Effects of Acetylcholine and Neuropeptide Y.
In L-NA–treated strips, the neurogenic contraction was inhibited by physostigmine (10−7 M) and potentiated by atropine (10−7 M; Fig. 7 ). These antagonists did not alter the contraction induced by norepinephrine (n = 3) and ATP (n = 3). Treatment with BIBP3226, a neuropeptide Y Y1-receptor antagonist, 21 at 10−8 M did not alter the contractile response to nerve stimulation under L-NA treatment; mean values before and after the antagonist were 252 ± 74 and 237 ± 91 mg (85.8% ± 7.0% of control, P > 0.05, n = 5). BIBP3226 in the same concentration abolished the contraction induced by exogenous neuropeptide Y at 10−9 M (n = 4) and markedly suppressed the contraction at 3 × 10−9 M (79.8% ± 9.2% of control[ 162 ± 58 mg], P < 0.001, n = 6, paired t-test). 
Histochemical Study
Figure 8 shows networks of nerve fibers and bundles containing NADPH diaphorase in the whole-mount preparation of a ciliary artery. Similar findings were also observed in an additional two preparations from separate dogs. 
Discussion
Canine-isolated posterior ciliary and external ophthalmic arteries contracted in response to electrical nerve stimulation, and the response was potentiated by L-NA, a NO synthase inhibitor, but not influenced by the D-enantiomer. L-NA did not increase the contractile response to exogenous norepinephrine and ATP (present study) or the release of 3H-overflow by adrenergic nerve stimulation from superfused canine temporal arteries previously exposed to 3H-norepinephrine. 22 Relaxations induced by transmural electrical stimulation of canine retinal and ophthalmic arteries are reportedly mediated by NO released from perivascular nerves, 13 14 and the reciprocal innervation of adrenergic vasoconstrictor and nitroxidergic vasodilator nerves is postulated. 23 Dense networks of neurons containing NADPH diaphorase, reported to be identical to NO synthase in neural tissues, 24 were histochemically determined in dog ciliary arteries. These findings led us to conclude that the potentiation by L-NA of the stimulation-induced contraction is due to an elimination of counteracting action of NO rather than a potentiation by L-NA of the response to norepinephrine and ATP or an increase in the release of the amine from the nerve. Potentiation by L-NA of the neurogenic contraction was significantly greater in the ophthalmic artery than in the ciliary artery (128% versus 39.1%), suggesting that the NO-mediated vasodilatation more effectively blunts the contraction to electrical nerve stimulation in the ophthalmic arteries. 

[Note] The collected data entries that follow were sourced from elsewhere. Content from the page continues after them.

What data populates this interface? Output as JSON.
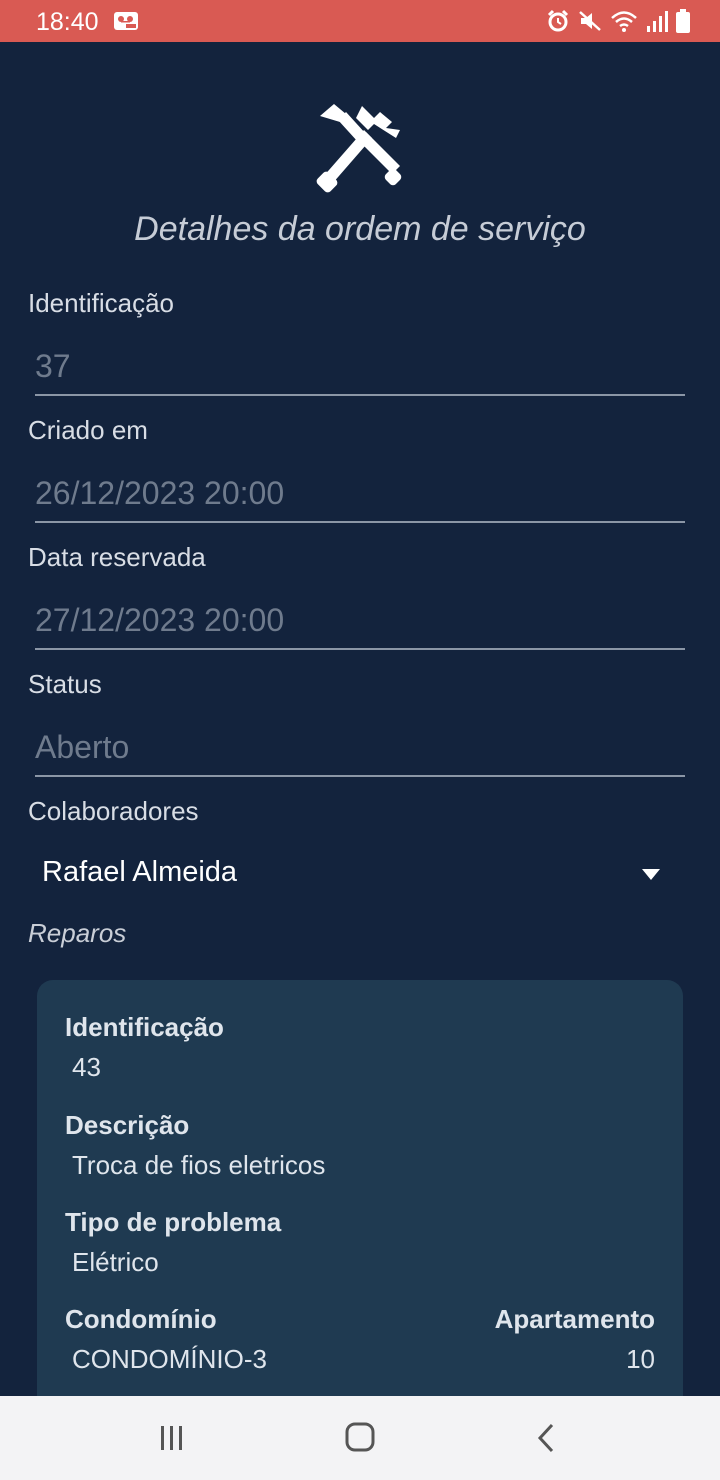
{
  "status_bar": {
    "time": "18:40",
    "left_icon": "voicemail-icon",
    "right_icons": [
      "alarm-icon",
      "mute-icon",
      "wifi-icon",
      "signal-icon",
      "battery-icon"
    ]
  },
  "header": {
    "icon": "tools-icon",
    "title": "Detalhes da ordem de serviço"
  },
  "fields": [
    {
      "label": "Identificação",
      "value": "37"
    },
    {
      "label": "Criado em",
      "value": "26/12/2023 20:00"
    },
    {
      "label": "Data reservada",
      "value": "27/12/2023 20:00"
    },
    {
      "label": "Status",
      "value": "Aberto"
    },
    {
      "label": "Colaboradores"
    }
  ],
  "collaborators": {
    "selected": "Rafael Almeida",
    "icon": "dropdown-arrow-icon"
  },
  "repairs": {
    "section_label": "Reparos",
    "items": [
      {
        "id_label": "Identificação",
        "id": "43",
        "description_label": "Descrição",
        "description": "Troca de fios eletricos",
        "problem_type_label": "Tipo de problema",
        "problem_type": "Elétrico",
        "condominium_label": "Condomínio",
        "condominium": "CONDOMÍNIO-3",
        "apartment_label": "Apartamento",
        "apartment": "10"
      }
    ]
  },
  "nav_bar": {
    "icons": [
      "recent-apps-icon",
      "home-icon",
      "back-icon"
    ]
  },
  "colors": {
    "status_bar": "#d95a53",
    "background": "#13233d",
    "card": "#1f3a51",
    "nav_bar": "#f3f3f5"
  }
}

In the L-NA–treated ciliary arterial strips, stimulation-induced contractions were reduced by prazosin in a dose-dependent manner, and the maximal inhibition was attained at 10−6 M. The prazosin-resistant contraction in the ciliary and ophthalmic arteries was abolished by α,β-methylene ATP, a P2X-purinoceptor antagonist. Contractions by exogenously applied norepinephrine were markedly inhibited by prazosin at 10−7 M, and those by exogenous ATP (10−6 M) was reversed to relaxations by the P2X-purinoceptor antagonist. Therefore, the neurogenic contraction seems to be associated with stimulation ofα 1-adrenoceptors by norepinephrine and also of P2X purinoceptors by ATP, both of which are liberated from stimulated vasoconstrictor nerves. P2X-purinoceptor activation increases cytosolic Ca2+, possibly as a consequence of permeation of the ATP-regulated channel by Ca2+. 25 Under the experimental conditions used, the ratios of noradrenergic and purinergic factors involved in the response are identical (3/2) in the ciliary and ophthalmic arteries. Histochemical study has demonstrated the presence of neuropeptide Y in the adrenergic nerve terminal, 26 and this peptide actually contracted the arteries used in the present study. However, BIBP3226, a neuropeptide Y Y1-receptor antagonist, in a concentration sufficient to significantly reduce the neuropeptide Y–induced contraction (present study and in guinea-pig vena cava 27 ) was ineffective in the neurogenic contraction at 5 Hz. Stimulation of peptidergic nerves may be obtained by the use of a higher frequency of electrical pulses, 4 but this is not the case in canine ciliary and external ophthalmic arteries, because contractions by electrical stimulation at 20 Hz were also unaltered by BIBP3223 at the same concentration (authors’ unpublished observation). These results indicate that the release of neuropeptide Y in effective concentrations may be excluded under the experimental conditions used. 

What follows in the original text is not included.